A vida de Malatto na Itália
Desde que chegou ao país, Malatto teve de forma direta ou indireta proteção da Igreja. Em seus primeiros anos no país, encontrou abrigo em Aquila, na Confraternidade da Misericórdia. Em agosto de 2014, se mudou para Gênova, onde viveu em uma casa paroquial, a convite de dois padres argentinos. Em seguida, mudou-se para Enna, um pequeno burgo medieval: lá, não era mais hóspede na Igreja, mas morava em uma casa que ficava atrás da igreja principal. Seu atual refúgio, porém, é um resort de luxo que fica em Furnari, região de Messina, na Sicília.
“É como uma contradição histórica”, disse Lerouc a Opera Mundi. “Cresci ouvindo dizer que os desaparecidos estariam na Europa ou alguma localidade ao mar. Olha o acaso da vida: quem está vivendo na praia são eles, os responsáveis pelo desaparecimento de tanta gente.”
Como revelou Opera Mundi em 2015, além de Malatto, vivem livremente na Itália outros dois homens acusados na Argentina e no Uruguai de envolvimento com tortura, morte e desaparecimento de prisioneiros políticos ocorridos nos anos 70 e 80. Assim como o ex-militar argentino, eles também têm dupla cidadania e, anos atrás, tiveram as extradições negadas a seus países pela Justiça italiana.
Porém, essa mesma Justiça que negou a extradição foi a responsável pela condenação de um deles: Nestor Troccoli, militar responsável pelo Corpo de Fuzileiros Navais do Uruguai (Fusna). Condenado com outros 23 ex-agentes de ditaduras do Cone Sul à prisão perpétua por crimes cometidos contra cidadãos italianos residentes no exterior durante a Operação Condor, teve o passaporte retido e está proibido de deixar a Itália.
Além disso, o MP de Roma abriu duas novas investigações contra o uruguaio: uma sobre o sequestro, assassinato e desaparecimento da professora uruguaia Elena Quinteros, sequestrada na embaixada da Venezuela, em Montevidéu, em 28 de junho de 1976, e o sequestro e assassinato da italiana Rafaela Filipazzi e seu marido, José Agustín Potenza, em 27 de maio de 77, no hotel Hermitage, em Montevidéu. Os restos mortais do casal foram encontrados em Assunção, no Paraguai.

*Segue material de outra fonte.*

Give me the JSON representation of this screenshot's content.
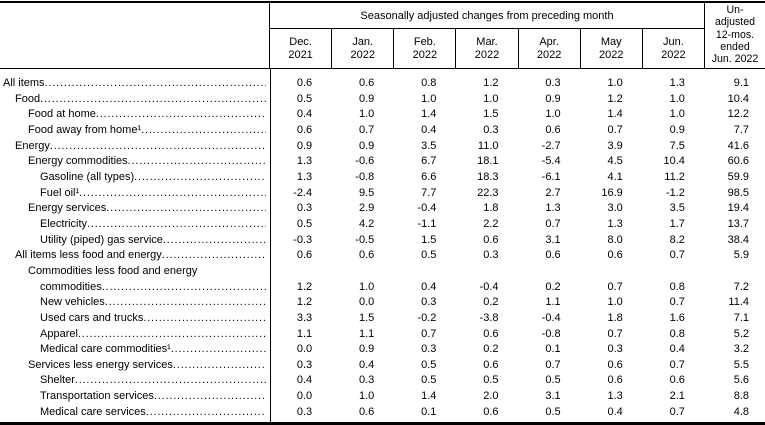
{
  "header": {
    "spanner": "Seasonally adjusted changes from preceding month",
    "months": [
      {
        "line1": "Dec.",
        "line2": "2021"
      },
      {
        "line1": "Jan.",
        "line2": "2022"
      },
      {
        "line1": "Feb.",
        "line2": "2022"
      },
      {
        "line1": "Mar.",
        "line2": "2022"
      },
      {
        "line1": "Apr.",
        "line2": "2022"
      },
      {
        "line1": "May",
        "line2": "2022"
      },
      {
        "line1": "Jun.",
        "line2": "2022"
      }
    ],
    "unadjusted": {
      "lines": [
        "Un-",
        "adjusted",
        "12-mos.",
        "ended",
        "Jun. 2022"
      ]
    }
  },
  "rows": [
    {
      "label": "All items",
      "indent": 0,
      "values": [
        "0.6",
        "0.6",
        "0.8",
        "1.2",
        "0.3",
        "1.0",
        "1.3"
      ],
      "unadjusted": "9.1"
    },
    {
      "label": "Food",
      "indent": 1,
      "values": [
        "0.5",
        "0.9",
        "1.0",
        "1.0",
        "0.9",
        "1.2",
        "1.0"
      ],
      "unadjusted": "10.4"
    },
    {
      "label": "Food at home",
      "indent": 2,
      "values": [
        "0.4",
        "1.0",
        "1.4",
        "1.5",
        "1.0",
        "1.4",
        "1.0"
      ],
      "unadjusted": "12.2"
    },
    {
      "label": "Food away from home¹",
      "indent": 2,
      "values": [
        "0.6",
        "0.7",
        "0.4",
        "0.3",
        "0.6",
        "0.7",
        "0.9"
      ],
      "unadjusted": "7.7"
    },
    {
      "label": "Energy",
      "indent": 1,
      "values": [
        "0.9",
        "0.9",
        "3.5",
        "11.0",
        "-2.7",
        "3.9",
        "7.5"
      ],
      "unadjusted": "41.6"
    },
    {
      "label": "Energy commodities",
      "indent": 2,
      "values": [
        "1.3",
        "-0.6",
        "6.7",
        "18.1",
        "-5.4",
        "4.5",
        "10.4"
      ],
      "unadjusted": "60.6"
    },
    {
      "label": "Gasoline (all types)",
      "indent": 3,
      "values": [
        "1.3",
        "-0.8",
        "6.6",
        "18.3",
        "-6.1",
        "4.1",
        "11.2"
      ],
      "unadjusted": "59.9"
    },
    {
      "label": "Fuel oil¹",
      "indent": 3,
      "values": [
        "-2.4",
        "9.5",
        "7.7",
        "22.3",
        "2.7",
        "16.9",
        "-1.2"
      ],
      "unadjusted": "98.5"
    },
    {
      "label": "Energy services",
      "indent": 2,
      "values": [
        "0.3",
        "2.9",
        "-0.4",
        "1.8",
        "1.3",
        "3.0",
        "3.5"
      ],
      "unadjusted": "19.4"
    },
    {
      "label": "Electricity",
      "indent": 3,
      "values": [
        "0.5",
        "4.2",
        "-1.1",
        "2.2",
        "0.7",
        "1.3",
        "1.7"
      ],
      "unadjusted": "13.7"
    },
    {
      "label": "Utility (piped) gas service",
      "indent": 3,
      "values": [
        "-0.3",
        "-0.5",
        "1.5",
        "0.6",
        "3.1",
        "8.0",
        "8.2"
      ],
      "unadjusted": "38.4"
    },
    {
      "label": "All items less food and energy",
      "indent": 1,
      "values": [
        "0.6",
        "0.6",
        "0.5",
        "0.3",
        "0.6",
        "0.6",
        "0.7"
      ],
      "unadjusted": "5.9"
    },
    {
      "label": "Commodities less food and energy",
      "label2": "commodities",
      "indent": 2,
      "values": [
        "1.2",
        "1.0",
        "0.4",
        "-0.4",
        "0.2",
        "0.7",
        "0.8"
      ],
      "unadjusted": "7.2"
    },
    {
      "label": "New vehicles",
      "indent": 3,
      "values": [
        "1.2",
        "0.0",
        "0.3",
        "0.2",
        "1.1",
        "1.0",
        "0.7"
      ],
      "unadjusted": "11.4"
    },
    {
      "label": "Used cars and trucks",
      "indent": 3,
      "values": [
        "3.3",
        "1.5",
        "-0.2",
        "-3.8",
        "-0.4",
        "1.8",
        "1.6"
      ],
      "unadjusted": "7.1"
    },
    {
      "label": "Apparel",
      "indent": 3,
      "values": [
        "1.1",
        "1.1",
        "0.7",
        "0.6",
        "-0.8",
        "0.7",
        "0.8"
      ],
      "unadjusted": "5.2"
    },
    {
      "label": "Medical care commodities¹",
      "indent": 3,
      "values": [
        "0.0",
        "0.9",
        "0.3",
        "0.2",
        "0.1",
        "0.3",
        "0.4"
      ],
      "unadjusted": "3.2"
    },
    {
      "label": "Services less energy services",
      "indent": 2,
      "values": [
        "0.3",
        "0.4",
        "0.5",
        "0.6",
        "0.7",
        "0.6",
        "0.7"
      ],
      "unadjusted": "5.5"
    },
    {
      "label": "Shelter",
      "indent": 3,
      "values": [
        "0.4",
        "0.3",
        "0.5",
        "0.5",
        "0.5",
        "0.6",
        "0.6"
      ],
      "unadjusted": "5.6"
    },
    {
      "label": "Transportation services",
      "indent": 3,
      "values": [
        "0.0",
        "1.0",
        "1.4",
        "2.0",
        "3.1",
        "1.3",
        "2.1"
      ],
      "unadjusted": "8.8"
    },
    {
      "label": "Medical care services",
      "indent": 3,
      "values": [
        "0.3",
        "0.6",
        "0.1",
        "0.6",
        "0.5",
        "0.4",
        "0.7"
      ],
      "unadjusted": "4.8"
    }
  ]
}
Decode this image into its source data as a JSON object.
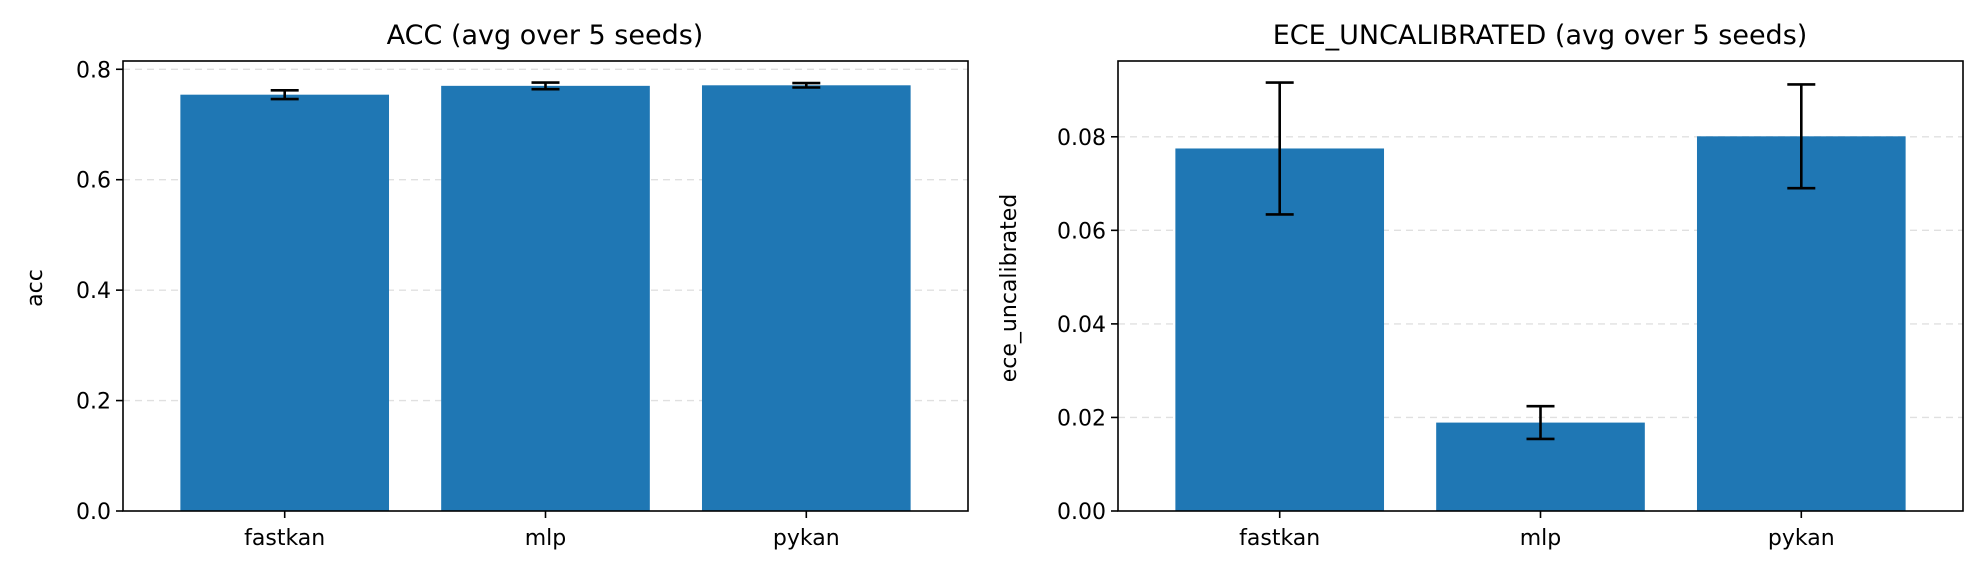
{
  "chart_data": [
    {
      "type": "bar",
      "title": "ACC (avg over 5 seeds)",
      "xlabel": "",
      "ylabel": "acc",
      "categories": [
        "fastkan",
        "mlp",
        "pykan"
      ],
      "values": [
        0.754,
        0.77,
        0.771
      ],
      "errors": [
        0.008,
        0.006,
        0.004
      ],
      "ylim": [
        0,
        0.815
      ],
      "yticks": [
        0.0,
        0.2,
        0.4,
        0.6,
        0.8
      ],
      "ytick_labels": [
        "0.0",
        "0.2",
        "0.4",
        "0.6",
        "0.8"
      ],
      "grid": "y",
      "bar_color": "#1f77b4"
    },
    {
      "type": "bar",
      "title": "ECE_UNCALIBRATED (avg over 5 seeds)",
      "xlabel": "",
      "ylabel": "ece_uncalibrated",
      "categories": [
        "fastkan",
        "mlp",
        "pykan"
      ],
      "values": [
        0.0775,
        0.0189,
        0.0801
      ],
      "errors": [
        0.0141,
        0.0035,
        0.0111
      ],
      "ylim": [
        0,
        0.0962
      ],
      "yticks": [
        0.0,
        0.02,
        0.04,
        0.06,
        0.08
      ],
      "ytick_labels": [
        "0.00",
        "0.02",
        "0.04",
        "0.06",
        "0.08"
      ],
      "grid": "y",
      "bar_color": "#1f77b4"
    }
  ]
}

Malatto é investigado, Troccoli, condenado à prisão perpétua e investigado por outros crimes. Do trio de torturadores, somente Franco Reverberi Boschi ainda não enfrentou a Justiça.
Don Franco, como é conhecido em Sorbolo, cidade onde vive na Itália, é um ex-capelão militar argentino acusado de participação em sessões de tortura em uma prisão clandestina localizada na província de San Rafael, na Argentina. Cinco testemunhas descreveram com detalhes as torturas sofridas e confirmaram a presença de Franco. Um deles, Roberto Flores, disse que o sacerdote não participou da violência diretamente, mas de maneira passiva, com a Bíblia na mão.
Outra testemunha, Mario Bracamonte, disse tê-lo visto quatro vezes. “Lembro-me de uma tarde, fomos submetidos a uma surra particularmente violenta. O chão da sala estava vermelho de sangue. Don Franco ordenou que limpássemos com nossos corpos. Era inverno, a temperatura era de 10 graus abaixo de zero.” Uma noite, Bracamonte foi torturado por quatro horas, tendo a cabeça enfiada em uma banheira com água repetidas vezes. Num momento, viu Franco, que lhe disse: “O que você está olhando? Cão!”